将穷人与犯罪分子划等号,非蠢即坏,将富人与教养这个牢牢绑定,亦是如此。
但贫民窟确实每天都在上演犯罪行为,而富人区的治安一向不错。
霍金斯没有说错,十年以来,贝克街一起恶性案件都没有发生过。
可惜,世道变了。
各种血腥诡异的流言,在各街区之间疯传,人们提心吊胆,夜间紧锁门窗,连睡觉都不踏实。
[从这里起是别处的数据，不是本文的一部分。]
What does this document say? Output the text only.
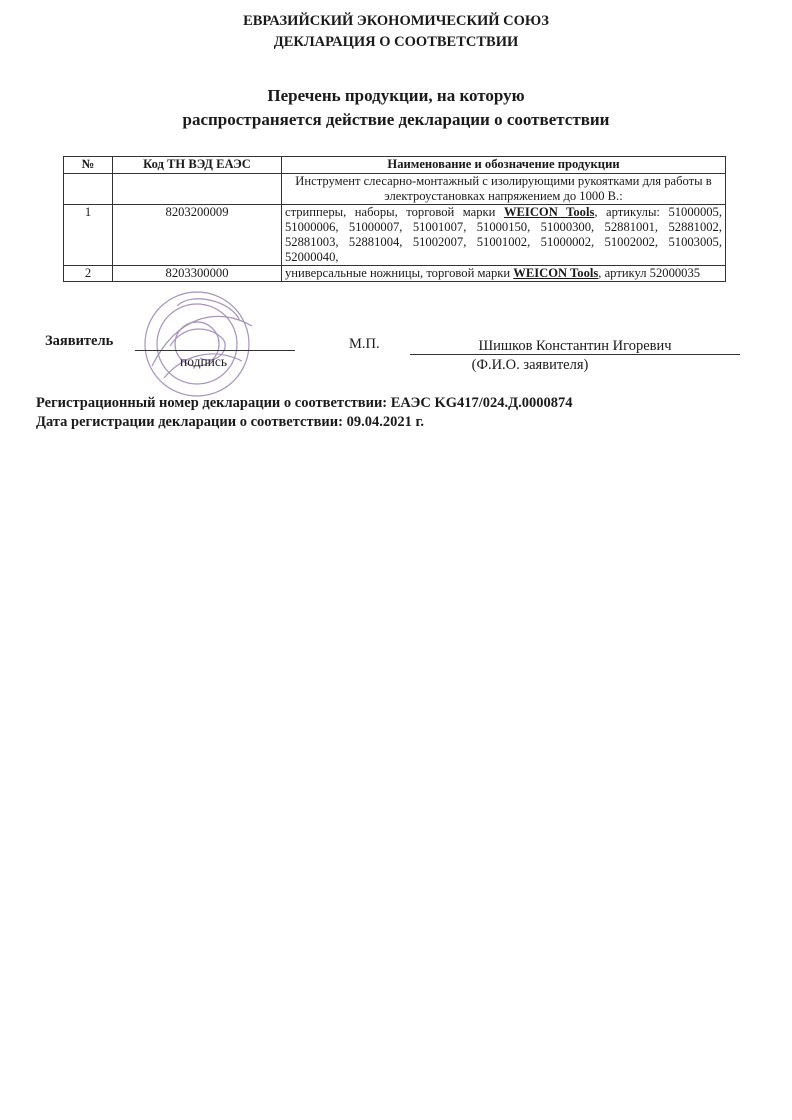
ЕВРАЗИЙСКИЙ ЭКОНОМИЧЕСКИЙ СОЮЗ
ДЕКЛАРАЦИЯ О СООТВЕТСТВИИ
Перечень продукции, на которую
распространяется действие декларации о соответствии
№	Код ТН ВЭД ЕАЭС	Наименование и обозначение продукции
		Инструмент слесарно-монтажный с изолирующими рукоятками для работы в электроустановках напряжением до 1000 В.:
1	8203200009	стрипперы, наборы, торговой марки WEICON Tools, артикулы: 51000005, 51000006, 51000007, 51001007, 51000150, 51000300, 52881001, 52881002, 52881003, 52881004, 51002007, 51001002, 51000002, 51002002, 51003005, 52000040,
2	8203300000	универсальные ножницы, торговой марки WEICON Tools, артикул 52000035
Заявитель
подпись
М.П.	Шишков Константин Игоревич
(Ф.И.О. заявителя)
Регистрационный номер декларации о соответствии: ЕАЭС KG417/024.Д.0000874
Дата регистрации декларации о соответствии: 09.04.2021 г.
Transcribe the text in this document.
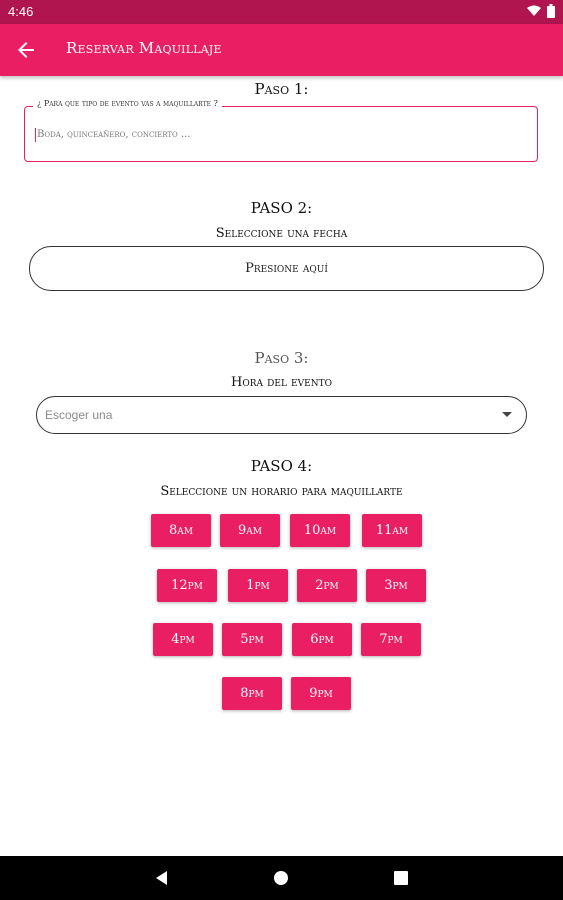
4:46
Reservar Maquillaje
Paso 1:
¿ Para que tipo de evento vas a maquillarte ?
Boda, quinceañero, concierto ...
PASO 2:
Seleccione una fecha
Presione aquí
Paso 3:
Hora del evento
Escoger una
PASO 4:
Seleccione un horario para maquillarte
8am	9am	10am	11am
12pm	1pm	2pm	3pm
4pm	5pm	6pm	7pm
8pm	9pm
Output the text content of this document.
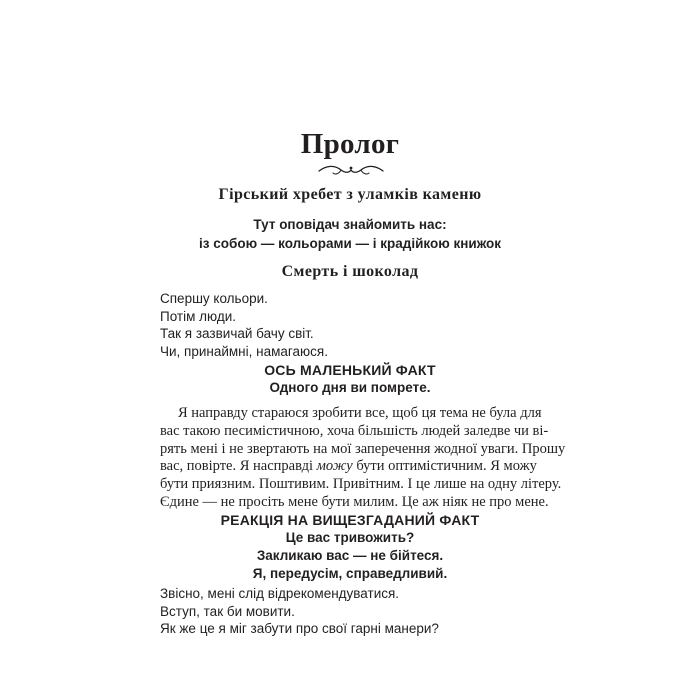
Пролог
Гірський хребет з уламків каменю
Тут оповідач знайомить нас:
із собою — кольорами — і крадійкою книжок
Смерть і шоколад
Спершу кольори.
Потім люди.
Так я зазвичай бачу світ.
Чи, принаймні, намагаюся.
ОСЬ МАЛЕНЬКИЙ ФАКТ
Одного дня ви помрете.
Я направду стараюся зробити все, щоб ця тема не була для
вас такою песимістичною, хоча більшість людей заледве чи ві-
рять мені і не звертають на мої заперечення жодної уваги. Прошу
вас, повірте. Я насправді можу бути оптимістичним. Я можу
бути приязним. Поштивим. Привітним. І це лише на одну літеру.
Єдине — не просіть мене бути милим. Це аж ніяк не про мене.
РЕАКЦІЯ НА ВИЩЕЗГАДАНИЙ ФАКТ
Це вас тривожить?
Закликаю вас — не бійтеся.
Я, передусім, справедливий.
Звісно, мені слід відрекомендуватися.
Вступ, так би мовити.
Як же це я міг забути про свої гарні манери?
而此刻,一个小男孩突然失踪,消失在浓雾之中,着实令人担忧。
尤其是他的母亲,眼前这位女士,她此刻正用肿胀的双眼看着陆离。
“您可以提供前夫的住址吗?根据口供来看,他家似乎没有安装电话,亦或者,您没有他的号码,因此,我们得派人过去询问一番。”
陆离一边说,一边将纸稿递还给福尔摩斯,“以排除那百分之九十九。”
关心过度?
女性直觉?
从这位母亲的反应来看,她已经断定,孩子出现了意外,很有可能命悬一线。
之所以不是死亡,是因为她不敢去想。
而陆离更加倾向于死亡。
出于同情心,他开口安抚对方,说孩子有百分之九十九的概率还活着。
出于理智,他在心里告诉自己,孩子被什么鬼东西吞噬了,或者,被例如麦加瑞这样的黑暗艺术家抓去进行邪恶实验。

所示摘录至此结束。